Best Practices in Impact Evaluation: Let’s Talk about Feelings

By Bonnie Chiu

At The Social Investment Consultancy (TSIC), we see impact evaluation as a key tool for social sector organisations not only to engage funders, but also to inform organisational improvement and sector learning. Impact evaluation is crucial to understand what works, but equally, what not. As TSIC celebrates its 10th anniversary this year, we have been reflecting on our past decade of practice and will be dedicating a series of blogs to reflect on What Works.

A NPC study from 2012 shows that 52% of charities that have increased their measurement efforts say they did so to meet funders’ requirements. While funders are an important driver for sure, from our interactions with clients, what makes them excited about impact evaluation is definitely the opportunity for organisational learning. Why do we talk about being excited? Feelings/emotions may seem to be too ‘fluffy’ to discuss amid rational conversations about data and measurement. But it is important to discuss them in any impact evaluation conversations with clients for three reasons:

First, impact evaluation is a difficult journey that often requires organisational transformation, and lots of hard work. Feeling excited or passionate about the prospects of impact evaluation gives us the ability to overcome those challenges – so that organisations will do whatever it takes to get to a certain point (i.e. measuring impact well).

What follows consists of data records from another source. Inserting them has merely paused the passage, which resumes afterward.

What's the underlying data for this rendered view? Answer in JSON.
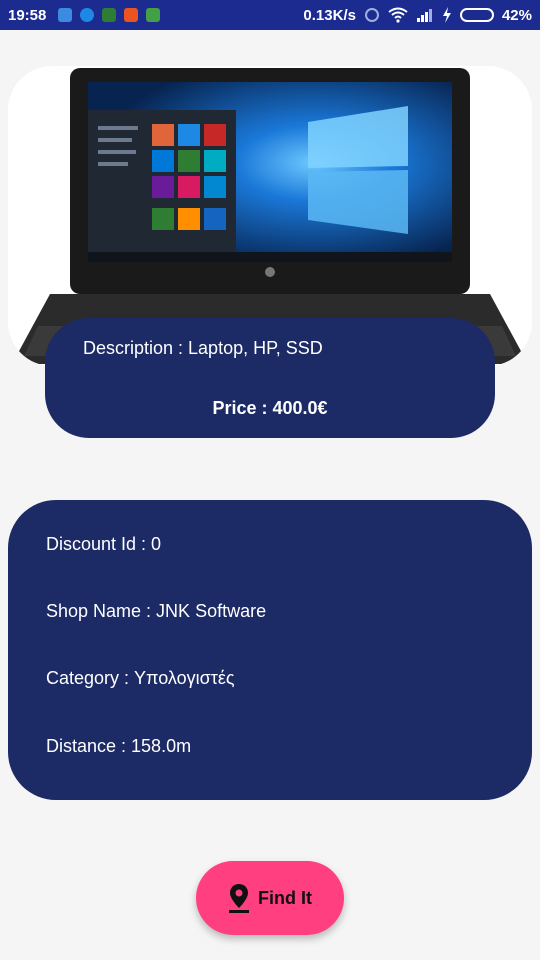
{
  "status_bar": {
    "time": "19:58",
    "network_speed": "0.13K/s",
    "battery_percent": "42%",
    "battery_level": 0.42
  },
  "product": {
    "description": "Description : Laptop, HP, SSD",
    "price": "Price : 400.0€"
  },
  "details": {
    "discount_id": "Discount Id : 0",
    "shop_name": "Shop Name : JNK Software",
    "category": "Category : Υπολογιστές",
    "distance": "Distance : 158.0m"
  },
  "actions": {
    "find_label": "Find It"
  },
  "colors": {
    "status_bar": "#1b2b8f",
    "card": "#1c2a66",
    "button": "#ff3f80"
  }
}
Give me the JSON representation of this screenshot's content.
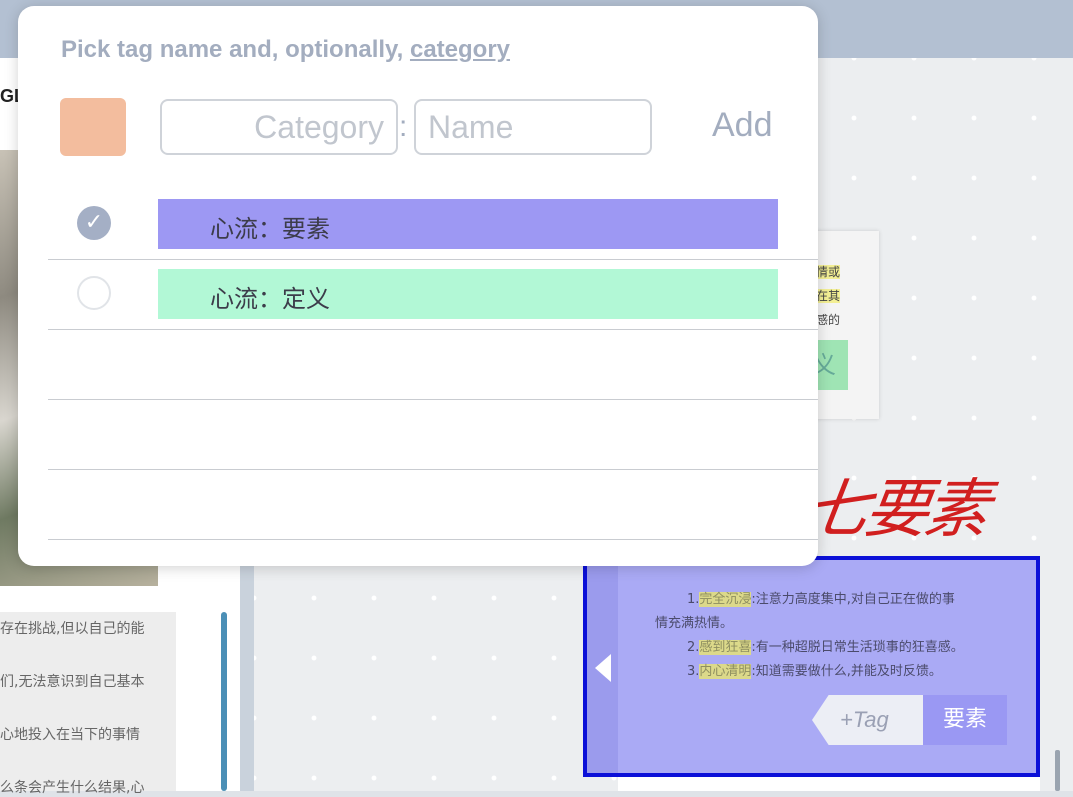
{
  "background": {
    "left_fragment": "GL",
    "left_text_lines": [
      "存在挑战,但以自己的能",
      "们,无法意识到自己基本",
      "心地投入在当下的事情",
      "么条会产生什么结果,心"
    ],
    "card_lines": [
      "情或",
      "在其",
      "感的"
    ],
    "card_tag_fragment": "义",
    "handwriting": "七要素",
    "note": {
      "line1_num": "1.",
      "line1_hl": "完全沉浸",
      "line1_rest": ":注意力高度集中,对自己正在做的事",
      "line1_cont": "情充满热情。",
      "line2_num": "2.",
      "line2_hl": "感到狂喜",
      "line2_rest": ":有一种超脱日常生活琐事的狂喜感。",
      "line3_num": "3.",
      "line3_hl": "内心清明",
      "line3_rest": ":知道需要做什么,并能及时反馈。",
      "add_tag_label": "+Tag",
      "tag_label": "要素"
    }
  },
  "popup": {
    "title_prefix": "Pick tag name and, optionally, ",
    "title_link": "category",
    "swatch_color": "#f3bd9e",
    "category_placeholder": "Category",
    "category_value": "",
    "separator": ":",
    "name_placeholder": "Name",
    "name_value": "",
    "add_label": "Add",
    "tags": [
      {
        "label": "心流：要素",
        "color": "#9d98f3",
        "checked": true
      },
      {
        "label": "心流：定义",
        "color": "#b2f8d6",
        "checked": false
      }
    ],
    "check_glyph": "✓"
  }
}
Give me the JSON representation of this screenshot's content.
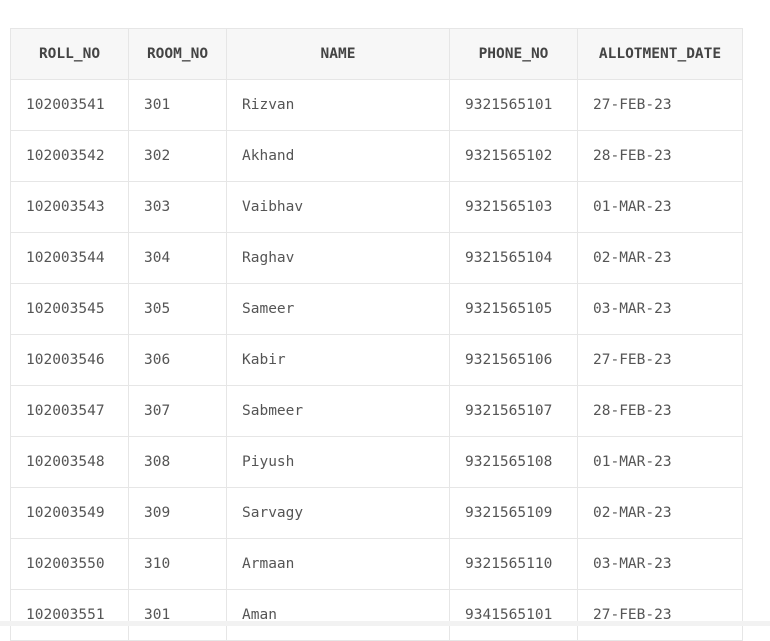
{
  "table": {
    "columns": [
      "ROLL_NO",
      "ROOM_NO",
      "NAME",
      "PHONE_NO",
      "ALLOTMENT_DATE"
    ],
    "rows": [
      [
        "102003541",
        "301",
        "Rizvan",
        "9321565101",
        "27-FEB-23"
      ],
      [
        "102003542",
        "302",
        "Akhand",
        "9321565102",
        "28-FEB-23"
      ],
      [
        "102003543",
        "303",
        "Vaibhav",
        "9321565103",
        "01-MAR-23"
      ],
      [
        "102003544",
        "304",
        "Raghav",
        "9321565104",
        "02-MAR-23"
      ],
      [
        "102003545",
        "305",
        "Sameer",
        "9321565105",
        "03-MAR-23"
      ],
      [
        "102003546",
        "306",
        "Kabir",
        "9321565106",
        "27-FEB-23"
      ],
      [
        "102003547",
        "307",
        "Sabmeer",
        "9321565107",
        "28-FEB-23"
      ],
      [
        "102003548",
        "308",
        "Piyush",
        "9321565108",
        "01-MAR-23"
      ],
      [
        "102003549",
        "309",
        "Sarvagy",
        "9321565109",
        "02-MAR-23"
      ],
      [
        "102003550",
        "310",
        "Armaan",
        "9321565110",
        "03-MAR-23"
      ],
      [
        "102003551",
        "301",
        "Aman",
        "9341565101",
        "27-FEB-23"
      ]
    ]
  }
}
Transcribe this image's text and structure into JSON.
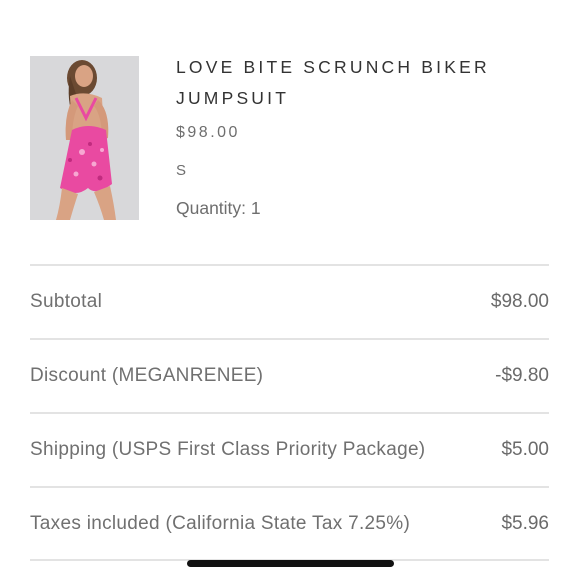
{
  "product": {
    "title": "LOVE BITE SCRUNCH BIKER JUMPSUIT",
    "price": "$98.00",
    "size": "S",
    "quantity": "Quantity: 1"
  },
  "summary": {
    "rows": [
      {
        "label": "Subtotal",
        "value": "$98.00"
      },
      {
        "label": "Discount (MEGANRENEE)",
        "value": "-$9.80"
      },
      {
        "label": "Shipping (USPS First Class Priority Package)",
        "value": "$5.00"
      },
      {
        "label": "Taxes included (California State Tax 7.25%)",
        "value": "$5.96"
      }
    ]
  },
  "colors": {
    "accent_pink": "#e94aa1",
    "divider": "#e3e3e3",
    "text": "#6b6b6b"
  }
}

Second, it can position impact evaluation not just as a compliance exercise, but a learning and strategic one – integral to everything that an organisation does, rather than something that’s done only once a year, or on the side. Almost everyone working in a charity feels passionate about their cause area, and impact evaluation allows us to be better at solving the problems we care so deeply about.

The third point relates to a broader conversation about statistics. Tim Harford, the award-winning economist and Financial Times economist, recently wrote an article on “how to decipher the barrage of statistical propaganda”. He speaks to this point about feelings:

“my statistical postcard begins with advice about emotion rather than logic. When you encounter a new statistical claim, observe your feelings. Yes, it sounds like a line from Star Wars, but we rarely believe anything because we’re compelled to do so by pure deduction or irrefutable evidence… If we don’t notice and pay attention to those feelings, we’re off to a shaky start.”

He then quotes several studies in political science about confirmation biases, and concludes that “it’s important to face up to our feelings before we even begin to process a statistical claim. If we don’t at least acknowledge that we may be bringing some emotional baggage along with us, we have little chance of discerning what’s true.” Indeed, as human beings, we are not purely driven by numbers and rationality but the stories that underpin the numbers, and feelings.

Acknowledging the emotional baggage in impact evaluation in the social sector is difficult, but is an important conversation. As evaluators, we think that it is also our responsibility to encourage these conversations to take place in a safe space. What is the motivation of the organisation of doing impact evaluation? What are the organisation’s feelings towards it – and do the feelings also differ within the organisation? Confronting the negative feelings, especially fear, and channelling them into productive energy, will help any evaluation project be grounded on a solid start.